THE EMPEROR’S SWORD (Blu-ray Review)
2020 / 92 min


Review by Tiger the Terrible😾

I was roughly seven minutes into The Emperor’s Sword when I thought to myself, enough with the slow-motion, already! 

The opening action sequence is loaded with so much slow-motion - often pointlessly applied mid-shot - that it becomes distracting. Though somewhat relieved when the things settled down to focus on the story itself, I had an ominous suspicion that all of the action was going to be depicted like this.

Sure enough, every clashing sword, thrown punch, flying body and cautionary glance is an exercise in slow-motion overkill (frequently accompanied by terrible CGI). But the stylistic chest-thumping would be forgivable if the story and characters were at least engaging.

However, The Emperor’s Sword takes a narrative path we’ve seen plenty of times before.

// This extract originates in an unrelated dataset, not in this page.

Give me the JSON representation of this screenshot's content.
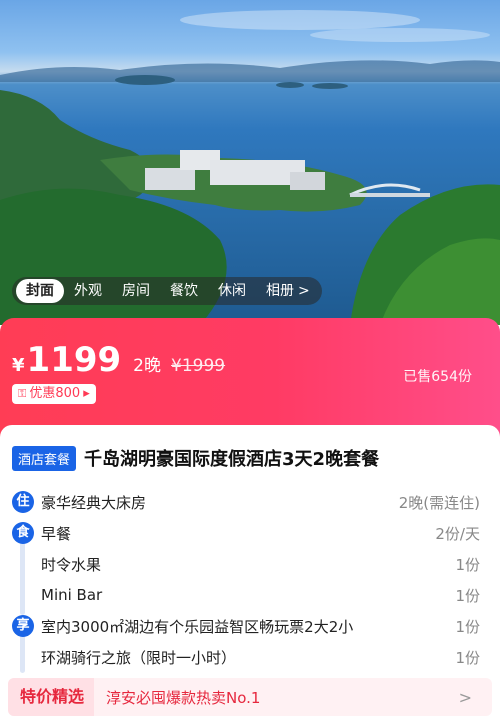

Meng Xue, the last surviving daughter of a Chinese general, is entrusted to keep his sword out of the hands of an evil emperor, Lord Zhao, who apparently needs it to rule all of China. But it’s never made clear what tactical advantage possessing the sword will give him, especially since he and his underlings don’t appear to have much problem mowing down anyone opposing them.

"Your hedges need trimming."

At first, we’re led to assume that Jillian - one of the ‘Seven Gentlemen’ who served under the former emperor - is the main protagonist, being that he rescues Meng Xue in the opening scene. But then he disappears for much of the middle act, where several other characters are introduced, some who assist Meng Xue, others trying to kill her and take the sword. While there’s eventually some interesting developments in the relationship between Jillan and Tian, another former ‘Gentleman’ now serving Zhao, most of the others come and go within a few scenes.

Considering the plot and characters are perfunctory, what’s really surprising is the frequent downtime between action scenes...lengthy stretches of symbolism and lyrical dialogue that seem manufactured to create an unwelcome sense of seriousness to the proceedings. The end result is a film that’s overly episodic and narratively choppy. Despite director Zhang Yingli’s attempts to punch things up with visual fireworks, the climactic showdown is hardly worth the patience required to endure such a convoluted plot.

The fight scenes are competent and decently choreographed, though certainly not dynamic enough to justify repeatedly lingering on them in slow-motion. In fact, I’d be willing to wager the entire film could’ve been a good ten minutes shorter by simply keeping the cameras rolling at normal speed. Since the story itself is nothing to write home about, it would sure save the viewer some time.